A medical device used for handling tissue samples has two metal screws, one \(20.0 \mathrm{~cm}\) long and made from brass \(\left(\alpha_{\mathrm{h}}=18.9 \cdot 10^{-6}{ }^{\circ} \mathrm{C}^{-1}\right)\) and the other \(30.0 \mathrm{~cm}\) long and made from aluminum \(\left(\alpha_{\mathrm{a}}=23.0 \cdot 10^{-6}{ }^{\circ} \mathrm{C}^{-1}\right) .\) A gap of \(1.00 \mathrm{~mm}\) exists between the ends of the screws at \(22.0^{\circ} \mathrm{C}\). At what temperature will the two screws touch?

Short answer

Answer: The two metal screws will touch at 85.9 °C.

Step-by-step solution

Determine the change in length for the brass and aluminum screws

First, we need to find the change in length for each screw individually: ΔL = L₀ * α * ΔT For the brass screw, L₀ (brass) = 20.0 cm α (brass) = 18.9 * 10^(-6) 1/°C For the aluminum screw, L₀ (aluminum) = 30.0 cm α (aluminum) = 23.0 * 10^(-6) 1/°C We will use these values in the later steps.
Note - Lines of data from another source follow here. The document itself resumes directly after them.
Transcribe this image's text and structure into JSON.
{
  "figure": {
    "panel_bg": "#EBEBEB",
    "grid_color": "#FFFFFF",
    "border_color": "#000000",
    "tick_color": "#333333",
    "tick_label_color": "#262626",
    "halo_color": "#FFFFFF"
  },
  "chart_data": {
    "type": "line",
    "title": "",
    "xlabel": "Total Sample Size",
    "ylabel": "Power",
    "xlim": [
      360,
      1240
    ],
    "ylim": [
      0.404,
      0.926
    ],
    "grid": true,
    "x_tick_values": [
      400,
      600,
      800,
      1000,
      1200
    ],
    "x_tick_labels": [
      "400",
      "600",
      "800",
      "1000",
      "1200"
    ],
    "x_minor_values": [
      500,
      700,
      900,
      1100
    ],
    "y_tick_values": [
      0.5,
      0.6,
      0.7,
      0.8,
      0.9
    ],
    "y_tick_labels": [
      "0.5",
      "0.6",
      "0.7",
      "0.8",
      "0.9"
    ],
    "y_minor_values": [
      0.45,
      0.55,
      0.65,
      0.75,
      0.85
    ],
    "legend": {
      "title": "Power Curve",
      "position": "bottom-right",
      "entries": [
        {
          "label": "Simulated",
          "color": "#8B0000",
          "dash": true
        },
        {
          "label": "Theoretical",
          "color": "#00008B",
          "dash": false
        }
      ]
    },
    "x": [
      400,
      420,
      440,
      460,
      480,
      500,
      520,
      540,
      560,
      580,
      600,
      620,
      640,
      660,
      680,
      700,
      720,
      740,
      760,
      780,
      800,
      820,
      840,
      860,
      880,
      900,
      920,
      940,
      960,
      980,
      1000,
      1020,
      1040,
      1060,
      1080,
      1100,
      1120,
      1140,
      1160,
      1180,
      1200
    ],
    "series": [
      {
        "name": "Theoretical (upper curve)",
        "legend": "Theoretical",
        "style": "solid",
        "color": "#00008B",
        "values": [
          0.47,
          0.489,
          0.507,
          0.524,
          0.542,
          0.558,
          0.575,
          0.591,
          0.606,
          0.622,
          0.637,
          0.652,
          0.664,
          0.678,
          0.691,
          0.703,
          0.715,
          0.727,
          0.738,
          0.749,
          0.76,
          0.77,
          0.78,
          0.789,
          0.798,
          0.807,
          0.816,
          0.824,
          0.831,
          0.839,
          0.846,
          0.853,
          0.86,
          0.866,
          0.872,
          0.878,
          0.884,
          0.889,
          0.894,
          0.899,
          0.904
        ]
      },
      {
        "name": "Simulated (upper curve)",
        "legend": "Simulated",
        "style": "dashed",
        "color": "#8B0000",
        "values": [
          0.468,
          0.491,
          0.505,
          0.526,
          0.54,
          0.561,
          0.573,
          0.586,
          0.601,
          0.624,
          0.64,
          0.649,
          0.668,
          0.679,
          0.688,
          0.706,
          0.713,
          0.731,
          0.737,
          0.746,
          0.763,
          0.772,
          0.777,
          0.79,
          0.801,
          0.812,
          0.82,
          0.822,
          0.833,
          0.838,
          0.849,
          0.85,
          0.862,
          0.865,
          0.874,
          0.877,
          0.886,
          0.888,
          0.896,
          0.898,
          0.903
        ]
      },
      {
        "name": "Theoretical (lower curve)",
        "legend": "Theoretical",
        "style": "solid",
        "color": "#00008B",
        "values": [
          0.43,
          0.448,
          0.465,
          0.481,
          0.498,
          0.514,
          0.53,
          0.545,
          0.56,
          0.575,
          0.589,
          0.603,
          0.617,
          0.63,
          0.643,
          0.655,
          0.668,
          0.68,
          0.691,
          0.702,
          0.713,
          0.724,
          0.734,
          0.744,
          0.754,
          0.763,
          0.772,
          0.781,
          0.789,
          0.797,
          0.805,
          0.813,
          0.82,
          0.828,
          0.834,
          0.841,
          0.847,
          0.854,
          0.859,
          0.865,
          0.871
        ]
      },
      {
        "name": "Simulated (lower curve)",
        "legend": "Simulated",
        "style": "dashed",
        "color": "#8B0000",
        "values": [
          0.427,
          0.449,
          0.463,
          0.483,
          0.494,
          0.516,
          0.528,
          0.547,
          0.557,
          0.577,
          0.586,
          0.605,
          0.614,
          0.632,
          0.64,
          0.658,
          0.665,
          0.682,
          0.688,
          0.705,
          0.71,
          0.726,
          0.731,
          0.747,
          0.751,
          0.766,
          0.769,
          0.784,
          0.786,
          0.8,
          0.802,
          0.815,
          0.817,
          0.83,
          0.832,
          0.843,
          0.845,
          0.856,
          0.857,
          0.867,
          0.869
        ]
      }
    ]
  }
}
Write the equation to represent the gap closing

Since the sum of the lengths changes equal the initial gap, we can write the equation: ΔL(brass) + ΔL(aluminum) = 1.00 mm = 0.1 cm Substituting the expressions for ΔL from step 1, we have: (20.0 * 18.9 * 10^(-6) * ΔT) + (30.0 * 23.0 * 10^(-6) * ΔT) = 0.1

Solve the equation for ΔT and find the new temperature

Now, we can simplify the equation to solve for ΔT: (20.0 * 18.9 * 10^(-6) * ΔT) + (30.0 * 23.0 * 10^(-6) * ΔT) = 0.1 (20.0 * 18.9 + 30.0 * 23.0) * 10^(-6) * ΔT = 0.1 Now, solve for ΔT: ΔT = 0.1 / ((20.0 * 18.9 + 30.0 * 23.0) * 10^(-6)) ΔT = 63.9 °C Finally, since we know the initial temperature was 22.0 °C, the new temperature is: T_new = T_initial + ΔT T_new = 22.0 + 63.9 T_new = 85.9 °C The two screws will touch when the temperature reaches 85.9 °C.